Selanjutnya, tak hanya tape recorder yang dipasang, tapi juga
sebuah tv 17 inci dengan alat video, di sebelah kiri di atas
kepala sopir. Armada ATS ada 16 buah dan untuk sebuah Mercy
dengan perlengkapan luks ini, menelan biaya Rp 28 juta.
Tarif penumpang yang diizinkan pemerintah untuk rute Medan-Banda
Aceh, Rp 7 per kilometer. Jarak di kedua kota tersebut ada 600
km, sehingga setiap penumpang dikenakan uang tambang Rp 4.500
sekali jalan. Semula, Hanafiah mengira, dengan tambahan
fasilitas kenikmatan ini, ATS diizinkan menaikkan tarif. "Tapi
setelah perusahaan lain ikut-ikutan pasang video," kata
Hanafiah, "keinginan ini tidak terlaksana."

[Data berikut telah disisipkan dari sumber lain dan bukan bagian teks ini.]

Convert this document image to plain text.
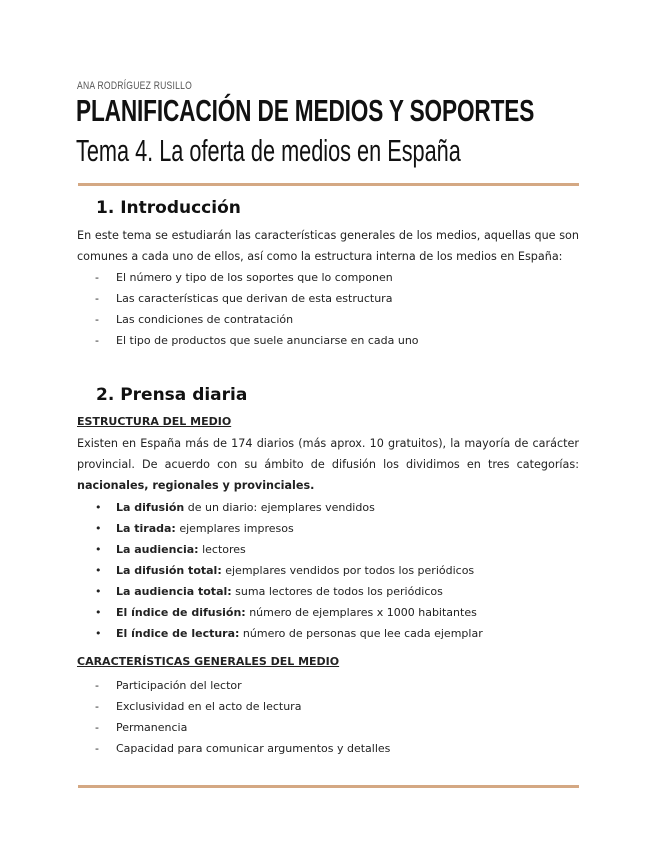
ANA RODRÍGUEZ RUSILLO
PLANIFICACIÓN DE MEDIOS Y SOPORTES
Tema 4. La oferta de medios en España
1. Introducción
En este tema se estudiarán las características generales de los medios, aquellas que son comunes a cada uno de ellos, así como la estructura interna de los medios en España:
- El número y tipo de los soportes que lo componen
- Las características que derivan de esta estructura
- Las condiciones de contratación
- El tipo de productos que suele anunciarse en cada uno
2. Prensa diaria
ESTRUCTURA DEL MEDIO
Existen en España más de 174 diarios (más aprox. 10 gratuitos), la mayoría de carácter provincial. De acuerdo con su ámbito de difusión los dividimos en tres categorías: nacionales, regionales y provinciales.
• La difusión de un diario: ejemplares vendidos
• La tirada: ejemplares impresos
• La audiencia: lectores
• La difusión total: ejemplares vendidos por todos los periódicos
• La audiencia total: suma lectores de todos los periódicos
• El índice de difusión: número de ejemplares x 1000 habitantes
• El índice de lectura: número de personas que lee cada ejemplar
CARACTERÍSTICAS GENERALES DEL MEDIO
- Participación del lector
- Exclusividad en el acto de lectura
- Permanencia
- Capacidad para comunicar argumentos y detalles
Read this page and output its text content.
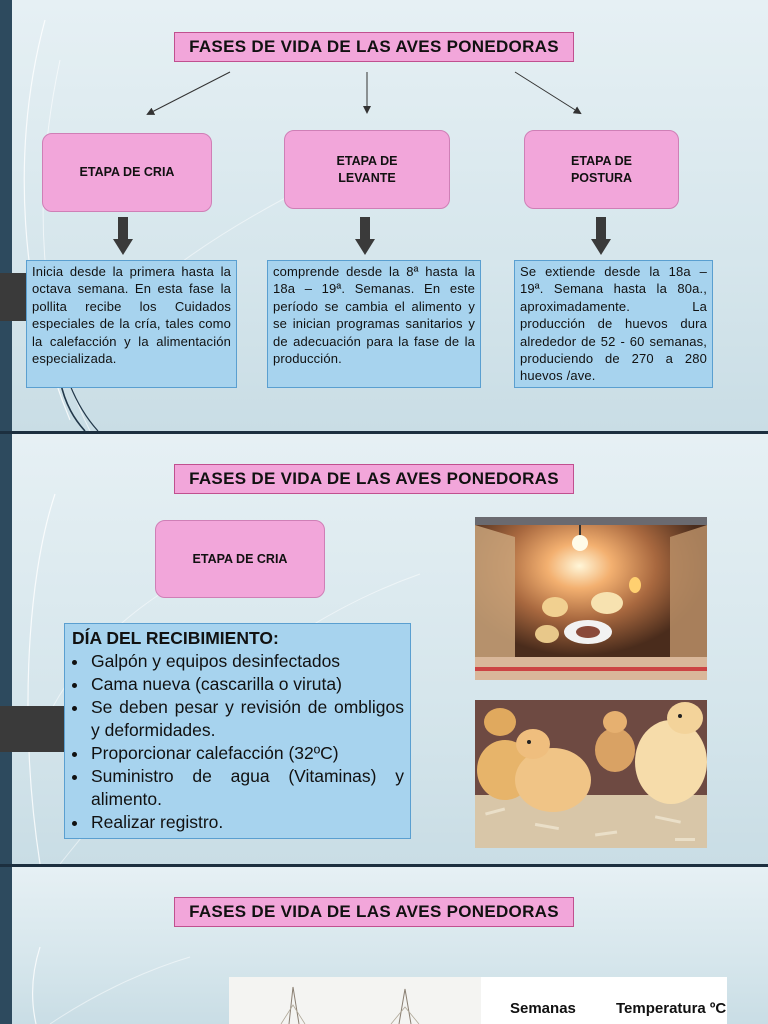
FASES DE VIDA DE LAS AVES PONEDORAS
ETAPA DE CRIA
ETAPA DE
LEVANTE
ETAPA DE
POSTURA
Inicia desde la primera hasta la octava semana. En esta fase la pollita recibe los Cuidados especiales de la cría, tales como la calefacción y la alimentación especializada.
comprende desde la 8ª hasta la 18a – 19ª. Semanas. En este período se cambia el alimento y se inician programas sanitarios y de adecuación para la fase de la producción.
Se extiende desde la 18a – 19ª. Semana hasta la 80a., aproximadamente. La producción de huevos dura alrededor de 52 - 60 semanas, produciendo de 270 a 280 huevos /ave.
FASES DE VIDA DE LAS AVES PONEDORAS
ETAPA DE CRIA
DÍA DEL RECIBIMIENTO:
• Galpón y equipos desinfectados
• Cama nueva (cascarilla o viruta)
• Se deben pesar y revisión de ombligos y deformidades.
• Proporcionar calefacción (32ºC)
• Suministro de agua (Vitaminas) y alimento.
• Realizar registro.
FASES DE VIDA DE LAS AVES PONEDORAS
Semanas	Temperatura ºC
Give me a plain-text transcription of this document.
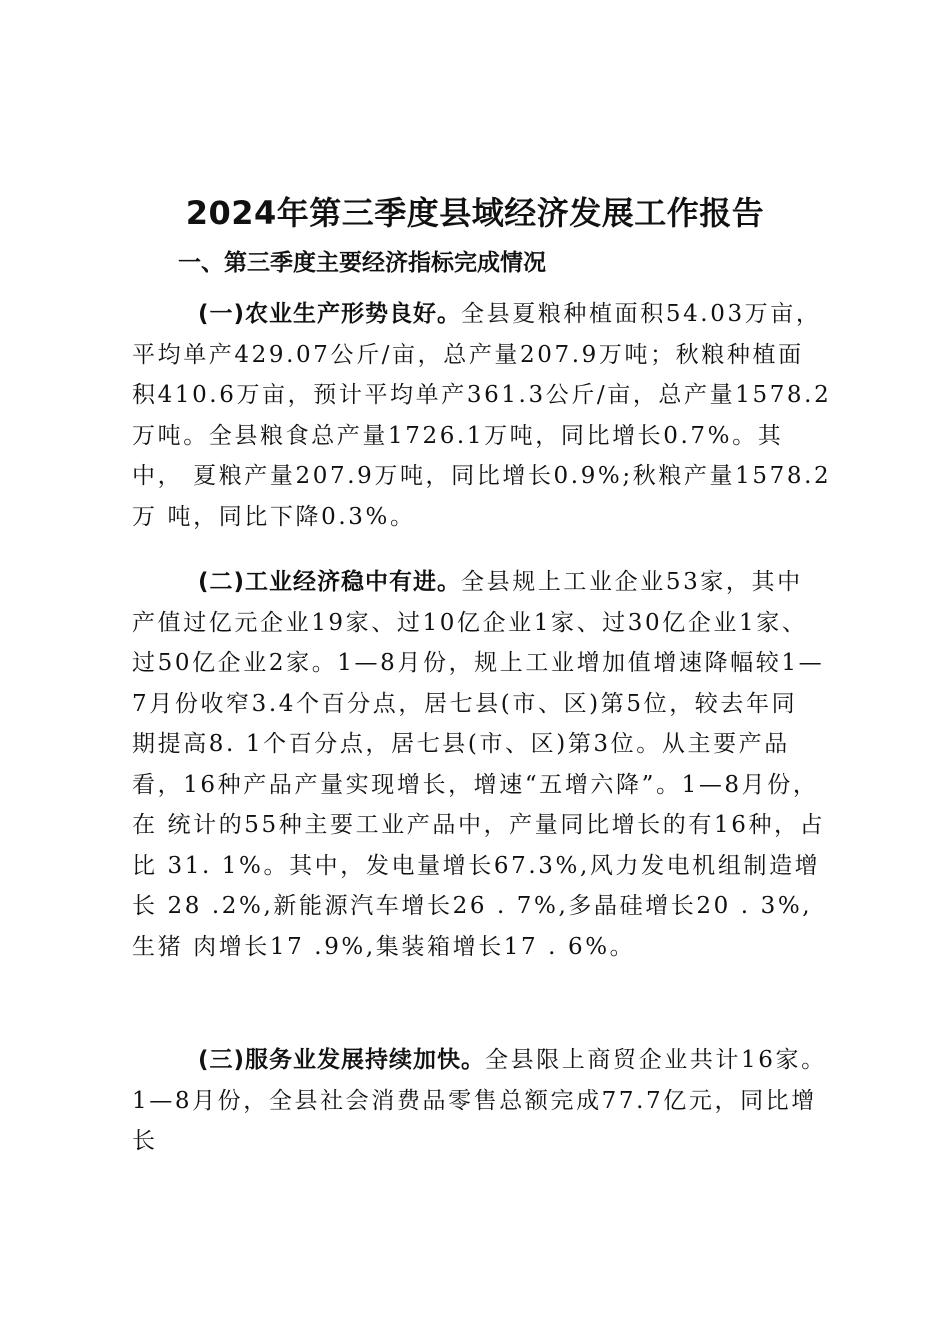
2024年第三季度县域经济发展工作报告
一、第三季度主要经济指标完成情况

(一)农业生产形势良好。全县夏粮种植面积54.03万亩， 平均单产429.07公斤/亩，总产量207.9万吨；秋粮种植面 积410.6万亩，预计平均单产361.3公斤/亩，总产量1578.2 万吨。全县粮食总产量1726.1万吨，同比增长0.7%。其中， 夏粮产量207.9万吨，同比增长0.9%;秋粮产量1578.2万 吨，同比下降0.3%。

(二)工业经济稳中有进。全县规上工业企业53家，其中 产值过亿元企业19家、过10亿企业1家、过30亿企业1家、 过50亿企业2家。1—8月份，规上工业增加值增速降幅较1— 7月份收窄3.4个百分点，居七县(市、区)第5位，较去年同 期提高8. 1个百分点，居七县(市、区)第3位。从主要产品 看，16种产品产量实现增长，增速“五增六降”。1—8月份，在 统计的55种主要工业产品中，产量同比增长的有16种，占比 31. 1%。其中，发电量增长67.3%,风力发电机组制造增长 28 .2%,新能源汽车增长26 . 7%,多晶硅增长20 . 3%,生猪 肉增长17 .9%,集装箱增长17 . 6%。

(三)服务业发展持续加快。全县限上商贸企业共计16家。 1—8月份，全县社会消费品零售总额完成77.7亿元，同比增长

Kini, di rute gemuk, Medan-Banda Aceh, para pengusaha bis
berlomba merebut hati penumpang dengan pelayanan mewah.
Lebih-lebih setelah jalan antara perbatasan Langkat-Tamiang ke
Banda Aceh jadi mulus. Perusahaan-perusahaan angkutan penumpang
baru pun bermunculan. Dan dengan daya tarik yang sama.
Misalnya perusahan bis Melati, mengikuti cara ATS sejak Mei
1980. Dengan Mercy baru, armada Melati ini ada 20 buah,
masing-masing lengkap dengan video. Untuk menarik penumpang,
selama parkir di setiap terminal, Melati, tetap menghidupkan
videonya. Akibatnya anak-anak penjaja makanan lupa akan barang
dagangannya. Dan mereka lebih asyik nonton sepukul, demikian
istilah di sana untuk menyebut video. Pemandangan serupa itu
terjadi di terminal Langsa. Lhok Seumawe, Bireuen, Sigli sampai
di terminal Seutui di Banda Aceh.
"Memang gila penumpang sekarang," gerutu Ramon, 29 tahun, yang
pernah jadi pemain belakang kesebelasan Persiraja, Banda Aceh.
"Penumpang suka membatalkam keberangkatan bila diketahuinya bis
itu belum mempunyai video," sambung Ramon. Dia kini jadi penjual
karcis di perusahaan bis PMTOH (Perusahaan Motor Transport
Onderneming Hasan).
PMTOH yang didirikan 1956, mempunyai armada bis sebanyak 100
buah. Perusahaan ini melayani rute dari Medan ke seluruh plosok
Provinsi Aceh. Tapi baru ada tiga buah bis PMTOH yang bervideo.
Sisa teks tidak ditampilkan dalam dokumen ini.